Que cese el desprecio

Sin embargo, es difícil esperar esto del gobierno. Las declaraciones del presidente y de miembros de su partido, sumadas a la anarquía interior del gabinete – debido a la presidencia de facto de Álvaro Uribe -, dificultan un avance en esa dirección. Que el ministro del Interior haya desautorizado, a través de un medio radial, la negociación que hizo su viceministro con algunos habitantes de Buenaventura, para intentar recuperar la operación del puerto, es una muestra de ello.

Por esta razón nuestras energías no deben concentrarse en un llamado equidistante a que ambas partes bajen sus ánimos, sino a exigir que el gobierno cese su actitud de desprecio.

Las personas que, en principio, creen favorecerse de esa actitud del gobierno (léase: algunos sectores pudientes y adinerados de la sociedad), deben entender que el único fundamento estable de la propiedad privada y de la riqueza es, como lo demostró Hegel en su Filosofía del Derecho, el reconocimiento. Yo reconozco la propiedad del otro como legítima cuando obtengo un bien, servicio o beneficio que resulta de ella. En principio, el acto del intercambio cumple con esta labor; cuando yo compro algo que el otro vende estoy reconociendo (mediante el pago) que lo vendido pertenecía al él en primera instancia.

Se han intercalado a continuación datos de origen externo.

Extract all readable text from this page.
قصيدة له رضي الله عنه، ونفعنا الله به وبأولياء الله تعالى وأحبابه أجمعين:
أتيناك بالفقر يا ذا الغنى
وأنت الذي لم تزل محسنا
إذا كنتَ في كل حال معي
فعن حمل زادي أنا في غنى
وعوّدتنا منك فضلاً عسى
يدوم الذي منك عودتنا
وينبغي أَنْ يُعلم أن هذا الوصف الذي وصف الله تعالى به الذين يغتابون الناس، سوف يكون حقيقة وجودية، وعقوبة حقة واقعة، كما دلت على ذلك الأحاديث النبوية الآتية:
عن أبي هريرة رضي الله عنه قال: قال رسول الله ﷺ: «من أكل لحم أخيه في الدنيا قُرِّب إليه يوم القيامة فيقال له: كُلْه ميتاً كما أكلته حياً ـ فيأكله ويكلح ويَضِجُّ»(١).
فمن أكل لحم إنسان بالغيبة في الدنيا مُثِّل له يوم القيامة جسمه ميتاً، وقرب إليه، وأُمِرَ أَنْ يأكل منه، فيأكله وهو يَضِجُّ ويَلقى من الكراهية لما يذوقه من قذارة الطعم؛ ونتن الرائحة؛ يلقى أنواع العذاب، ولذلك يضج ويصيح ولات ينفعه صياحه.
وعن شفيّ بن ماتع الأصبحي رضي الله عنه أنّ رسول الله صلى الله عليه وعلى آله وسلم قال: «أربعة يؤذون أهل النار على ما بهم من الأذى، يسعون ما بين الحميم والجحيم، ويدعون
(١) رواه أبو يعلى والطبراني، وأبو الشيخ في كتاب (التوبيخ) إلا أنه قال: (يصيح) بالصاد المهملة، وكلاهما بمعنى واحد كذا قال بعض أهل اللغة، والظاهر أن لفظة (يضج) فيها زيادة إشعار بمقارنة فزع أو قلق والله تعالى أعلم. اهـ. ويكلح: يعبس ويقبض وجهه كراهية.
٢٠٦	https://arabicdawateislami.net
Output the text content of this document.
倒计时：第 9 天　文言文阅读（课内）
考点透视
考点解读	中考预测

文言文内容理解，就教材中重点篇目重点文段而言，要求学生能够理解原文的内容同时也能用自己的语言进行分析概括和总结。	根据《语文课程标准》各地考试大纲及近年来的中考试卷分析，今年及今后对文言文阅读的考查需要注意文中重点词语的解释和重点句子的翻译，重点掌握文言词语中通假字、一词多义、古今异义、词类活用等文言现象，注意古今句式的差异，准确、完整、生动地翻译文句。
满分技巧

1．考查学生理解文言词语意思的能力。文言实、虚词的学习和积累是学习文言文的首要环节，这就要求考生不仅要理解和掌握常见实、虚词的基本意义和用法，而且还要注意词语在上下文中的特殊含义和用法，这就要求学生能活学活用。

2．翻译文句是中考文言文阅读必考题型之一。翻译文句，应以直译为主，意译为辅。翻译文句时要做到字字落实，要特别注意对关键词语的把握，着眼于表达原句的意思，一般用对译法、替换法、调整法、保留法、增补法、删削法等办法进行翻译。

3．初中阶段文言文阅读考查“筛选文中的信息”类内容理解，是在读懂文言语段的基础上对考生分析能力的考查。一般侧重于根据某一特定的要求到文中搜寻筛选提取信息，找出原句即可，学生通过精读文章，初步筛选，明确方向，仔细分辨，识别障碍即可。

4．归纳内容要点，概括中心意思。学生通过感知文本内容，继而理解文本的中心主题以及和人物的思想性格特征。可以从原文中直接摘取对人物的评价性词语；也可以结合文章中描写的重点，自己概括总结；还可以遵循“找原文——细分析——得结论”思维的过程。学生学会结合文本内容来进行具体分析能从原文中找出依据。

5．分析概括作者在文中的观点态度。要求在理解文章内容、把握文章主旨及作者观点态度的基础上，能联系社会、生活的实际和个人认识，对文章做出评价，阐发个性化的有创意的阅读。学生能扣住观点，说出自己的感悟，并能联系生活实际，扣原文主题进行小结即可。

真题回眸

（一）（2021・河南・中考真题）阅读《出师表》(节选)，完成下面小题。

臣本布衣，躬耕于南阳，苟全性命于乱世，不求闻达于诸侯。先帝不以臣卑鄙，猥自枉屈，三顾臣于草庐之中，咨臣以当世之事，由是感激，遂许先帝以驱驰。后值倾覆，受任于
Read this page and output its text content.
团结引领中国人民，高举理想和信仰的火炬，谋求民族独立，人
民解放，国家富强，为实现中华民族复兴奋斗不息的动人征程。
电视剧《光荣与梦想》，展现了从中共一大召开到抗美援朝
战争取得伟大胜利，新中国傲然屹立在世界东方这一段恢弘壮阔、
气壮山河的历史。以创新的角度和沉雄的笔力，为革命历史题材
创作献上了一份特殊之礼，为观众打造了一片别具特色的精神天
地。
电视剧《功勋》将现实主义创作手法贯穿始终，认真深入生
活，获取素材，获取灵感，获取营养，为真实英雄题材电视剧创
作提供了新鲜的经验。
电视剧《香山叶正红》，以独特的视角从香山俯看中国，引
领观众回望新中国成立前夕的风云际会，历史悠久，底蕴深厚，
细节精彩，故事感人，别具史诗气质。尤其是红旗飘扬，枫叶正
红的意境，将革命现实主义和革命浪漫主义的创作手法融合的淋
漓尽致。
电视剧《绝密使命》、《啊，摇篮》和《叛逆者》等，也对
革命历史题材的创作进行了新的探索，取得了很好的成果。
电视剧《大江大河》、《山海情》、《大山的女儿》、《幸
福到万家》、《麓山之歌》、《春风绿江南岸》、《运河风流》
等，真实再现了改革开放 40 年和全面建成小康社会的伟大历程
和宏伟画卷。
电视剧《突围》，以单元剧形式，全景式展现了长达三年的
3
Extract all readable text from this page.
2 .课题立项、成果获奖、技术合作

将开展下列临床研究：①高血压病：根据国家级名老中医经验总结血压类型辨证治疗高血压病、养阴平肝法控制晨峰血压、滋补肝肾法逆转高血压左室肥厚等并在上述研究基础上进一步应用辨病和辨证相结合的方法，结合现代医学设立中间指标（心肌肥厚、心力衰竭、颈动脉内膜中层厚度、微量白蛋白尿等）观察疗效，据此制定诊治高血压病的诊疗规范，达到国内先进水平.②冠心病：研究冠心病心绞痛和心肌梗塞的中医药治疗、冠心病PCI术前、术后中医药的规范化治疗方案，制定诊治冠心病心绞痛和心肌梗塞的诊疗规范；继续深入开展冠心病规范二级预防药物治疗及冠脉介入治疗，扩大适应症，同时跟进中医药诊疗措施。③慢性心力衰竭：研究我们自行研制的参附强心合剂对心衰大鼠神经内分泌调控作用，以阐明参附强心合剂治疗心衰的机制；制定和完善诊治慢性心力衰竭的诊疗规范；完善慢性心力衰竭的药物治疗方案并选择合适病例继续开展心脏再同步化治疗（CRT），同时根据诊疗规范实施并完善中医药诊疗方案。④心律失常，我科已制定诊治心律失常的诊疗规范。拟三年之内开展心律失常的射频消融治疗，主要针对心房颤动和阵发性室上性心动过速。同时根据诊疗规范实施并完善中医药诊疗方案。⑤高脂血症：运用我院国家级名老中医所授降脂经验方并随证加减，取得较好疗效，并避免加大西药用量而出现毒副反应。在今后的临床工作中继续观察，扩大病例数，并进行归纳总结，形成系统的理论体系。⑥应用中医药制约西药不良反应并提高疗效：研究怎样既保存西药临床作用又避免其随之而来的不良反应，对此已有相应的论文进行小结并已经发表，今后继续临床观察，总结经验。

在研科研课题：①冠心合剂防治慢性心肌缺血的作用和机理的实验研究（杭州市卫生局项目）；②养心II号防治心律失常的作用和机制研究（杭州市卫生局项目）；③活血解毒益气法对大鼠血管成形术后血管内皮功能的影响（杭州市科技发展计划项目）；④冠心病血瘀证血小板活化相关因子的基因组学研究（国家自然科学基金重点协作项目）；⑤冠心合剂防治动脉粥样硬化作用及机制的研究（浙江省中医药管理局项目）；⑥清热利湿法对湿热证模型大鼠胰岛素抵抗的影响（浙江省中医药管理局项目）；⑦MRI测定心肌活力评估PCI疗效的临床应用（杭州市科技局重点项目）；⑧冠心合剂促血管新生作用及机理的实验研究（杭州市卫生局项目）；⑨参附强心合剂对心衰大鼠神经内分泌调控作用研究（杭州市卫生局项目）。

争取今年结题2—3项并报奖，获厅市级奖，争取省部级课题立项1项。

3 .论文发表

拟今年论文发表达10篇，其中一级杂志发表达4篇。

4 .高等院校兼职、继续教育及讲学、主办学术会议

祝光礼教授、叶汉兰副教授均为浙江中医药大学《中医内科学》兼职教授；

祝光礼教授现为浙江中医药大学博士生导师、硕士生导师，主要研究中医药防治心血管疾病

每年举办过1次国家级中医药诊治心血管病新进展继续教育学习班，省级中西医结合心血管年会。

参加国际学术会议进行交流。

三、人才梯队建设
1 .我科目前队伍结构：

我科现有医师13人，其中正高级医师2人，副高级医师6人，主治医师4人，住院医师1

Sin embargo, para Hegel, las desigualdades sociales extremas y las situaciones precarias de pobreza rompen con esta lógica del reconocimiento. Si la gente no puede acceder al beneficio que resulta de la propiedad del otro, se pierde, entonces, el reconocimiento. Con la desigualdad social los ricos se arriesgan a que su propiedad y riqueza sea vista y percibida como ilegítima. Por este motivo, sólo una política redistributiva da un fundamento estable a la legitimidad de la propiedad privada, no la violencia o el mero título jurídico, que, en última instancia, sigue siendo violencia.